Напоминаем к тому же, что такое Тува. В 1944 году она вошла в состав СССР на правах автономной области, а вот до этого... Берём «Политический словарь»:

«Тувинская Народная Республика — государство в Центральной Азии, между СССР и Монгольской Народной Республикой. Площадь — 170 тыс. кв. км; население — 86 тыс. (4/5 — тувинцы). Столица — Кызыл. С 1921 г. Тувинская республика — народная антиимпериалистическая республика нового типа, закладывающая основы для постепенного перехода на путь некапиталистического развития. Верховная власть принадлежит Великому народному хуралу — Съезду народных представителей. Единственная политическая партия — Тувинская народно-революционная партия, сочувствующая Коминтерну. Важнейшая отрасль хозяйства — кочевое скотоводство; в долинах рек — поливное земледелие. Много полезных ископаемых; пока разрабатывается только золото»[422].

Очень интересная и весьма необычная справка!

Но нас всё же больше интересует, почему два соседних государства отметили вдруг своими орденами Красного Знамени руководителя советской разведки НКВД? Ответа нет... (Об этих орденах и о том, что Фитин был награждён ими в 1942 году, написано в вышеупомянутом наградном листе. Между тем в разного рода современных справочных материалах про монгольский орден не упоминается вообще, а тувинский относится к 1943 году, но называется он «Орден Республики», и написано, что Фитин был награждён указом — чьим-то — от 18 августа 1943 года.)

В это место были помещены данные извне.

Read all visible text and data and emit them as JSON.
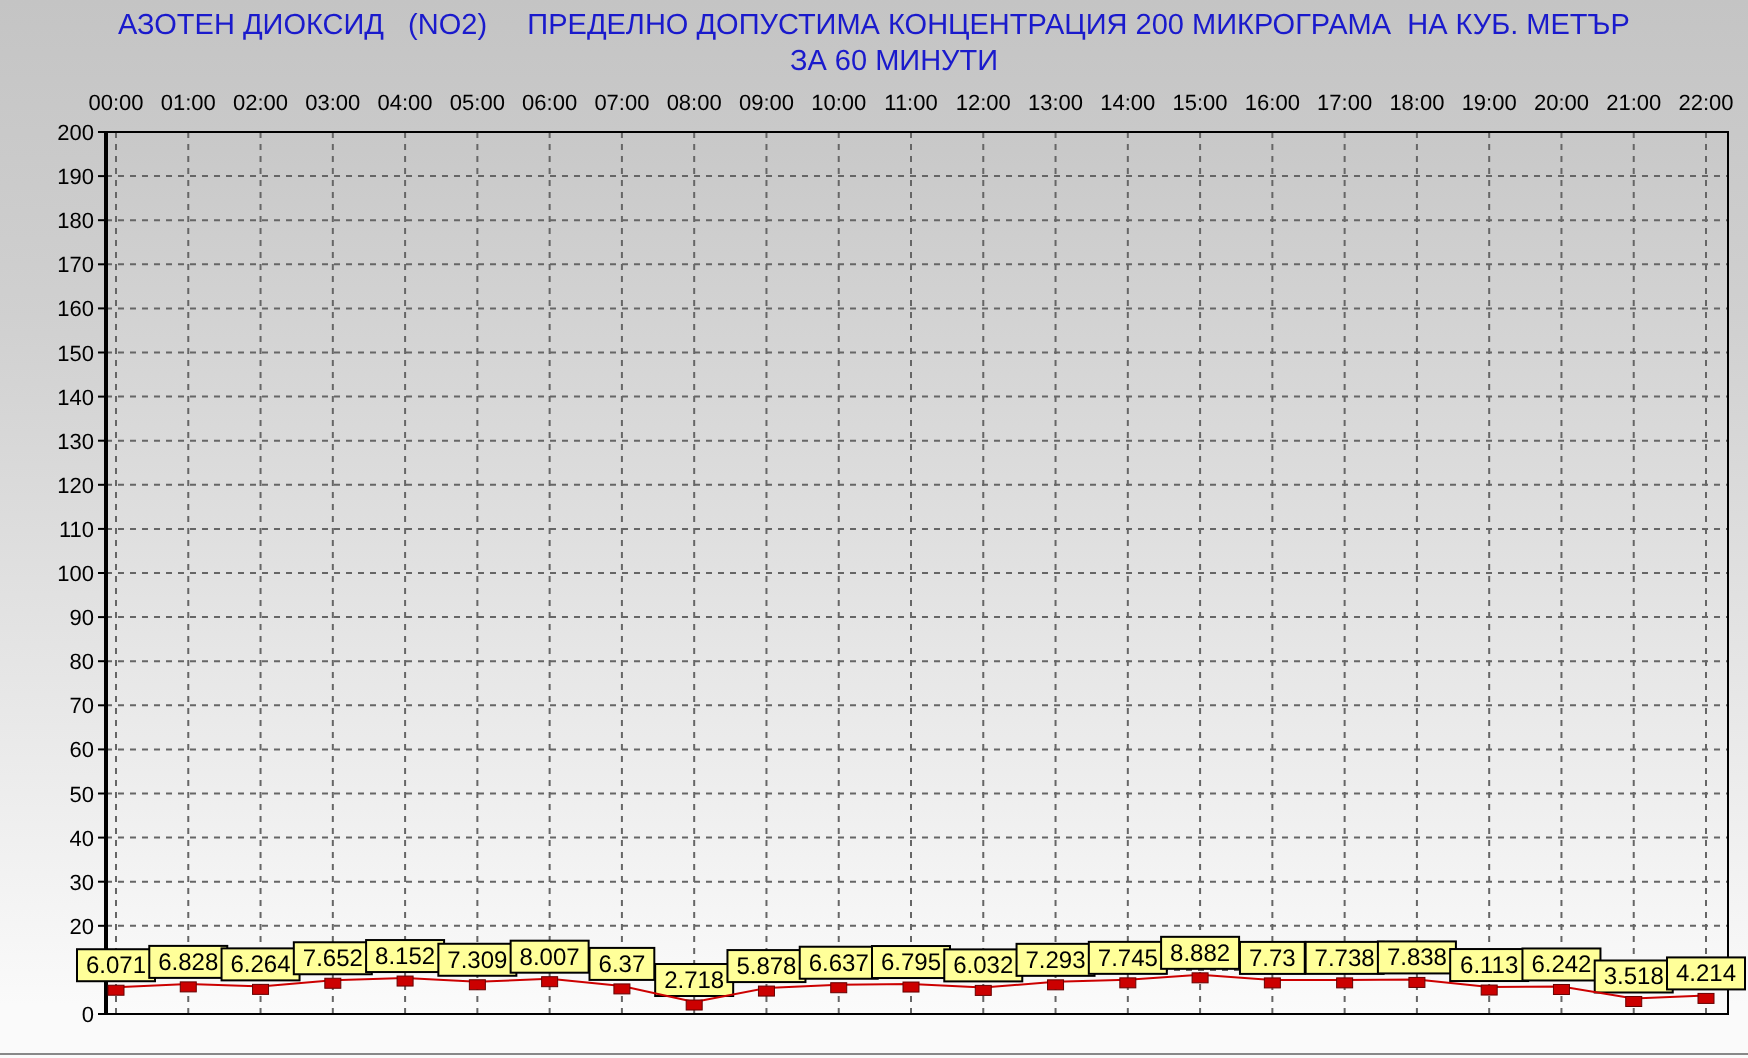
{
  "title": {
    "lines": [
      "АЗОТЕН ДИОКСИД   (NO2)     ПРЕДЕЛНО ДОПУСТИМА КОНЦЕНТРАЦИЯ 200 МИКРОГРАМА  НА КУБ. МЕТЪР",
      "ЗА 60 МИНУТИ"
    ]
  },
  "chart_data": {
    "type": "line",
    "categories": [
      "00:00",
      "01:00",
      "02:00",
      "03:00",
      "04:00",
      "05:00",
      "06:00",
      "07:00",
      "08:00",
      "09:00",
      "10:00",
      "11:00",
      "12:00",
      "13:00",
      "14:00",
      "15:00",
      "16:00",
      "17:00",
      "18:00",
      "19:00",
      "20:00",
      "21:00",
      "22:00"
    ],
    "series": [
      {
        "color": "#cc0000",
        "marker": "square",
        "values": [
          6.071,
          6.828,
          6.264,
          7.652,
          8.152,
          7.309,
          8.007,
          6.37,
          2.718,
          5.878,
          6.637,
          6.795,
          6.032,
          7.293,
          7.745,
          8.882,
          7.73,
          7.738,
          7.838,
          6.113,
          6.242,
          3.518,
          4.214
        ]
      }
    ],
    "ylim": [
      0,
      200
    ],
    "grid": true,
    "yticks": [
      0,
      20,
      30,
      40,
      50,
      60,
      70,
      80,
      90,
      100,
      110,
      120,
      130,
      140,
      150,
      160,
      170,
      180,
      190,
      200
    ],
    "value_labels": [
      "6.071",
      "6.828",
      "6.264",
      "7.652",
      "8.152",
      "7.309",
      "8.007",
      "6.37",
      "2.718",
      "5.878",
      "6.637",
      "6.795",
      "6.032",
      "7.293",
      "7.745",
      "8.882",
      "7.73",
      "7.738",
      "7.838",
      "6.113",
      "6.242",
      "3.518",
      "4.214"
    ]
  }
}
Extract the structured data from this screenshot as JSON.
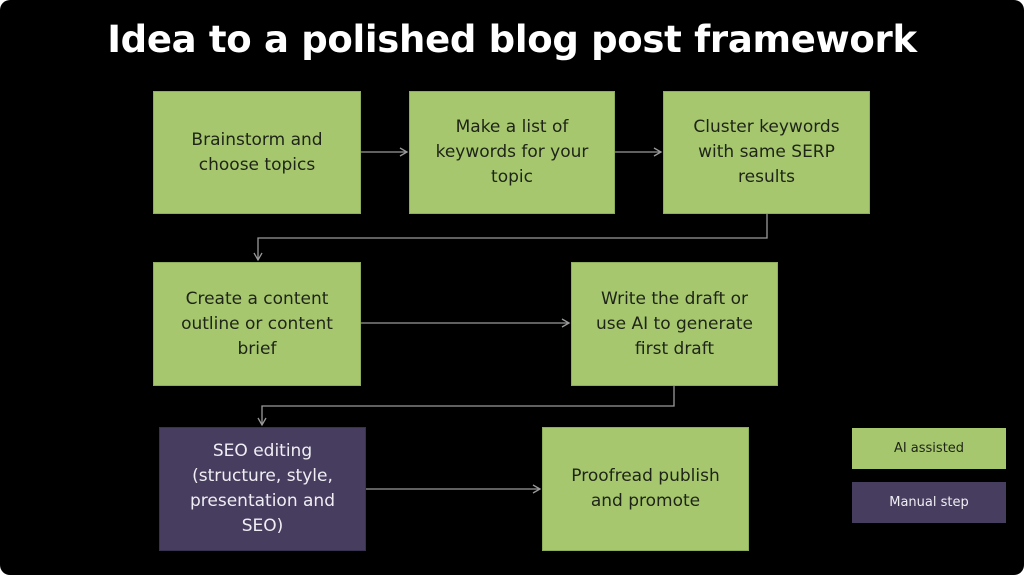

В том же наградном листе написано, что Павел Фитин был награждён шестью медалями — и теперь представляется к седьмой. Медаль «За боевые заслуги» следовала ему за выслугу лет — была такая система, когда при очередном сроке выслуги следовала сначала медаль, а потом ордена. Награда-то совсем не генеральская, но ведь общей выслуги Павлу Михайловичу насчитано, в соответствии с этим документом, двенадцать лет и три месяца. Другому бы с такой выслугой за счастье в майорах быть, а он-то — генерал-лейтенант... Но если посмотреть на его медали, запечатлённые на фотографии, то вновь натыкаешься на загадку: на орденских планках, в числе других наград, с очень большой вероятностью можно атрибутировать медали «За оборону Москвы» и «За оборону Кавказа». С Москвой — вопросов нет, а вот Кавказ? По статусу, эта награда вручалась «военнослужащим и лицам вольнонаёмного состава частей, соединений и учреждений Красной армии, Военно-морского флота и войск НКВД только фактически участвовавшим в обороне Кавказа не менее трёх месяцев в период июль 1942 года — октябрь 1943 года». Все эти очень уважаемые награды, вручённые потом, в 1944-м, Павел Михайлович заслужил именно в 1942—1943 году, но за какие отличия — мы, к сожалению, сказать не можем. Сам же он, перечислив в одной из анкет все свои награды — названия орденов и количество медалей, — написал так: «За добросовестную работу в органах госбезопасности». Кому следует — тот и знает, за что.

В феврале 1942 года ему был также вручён знак «Заслуженный работник НКВД СССР».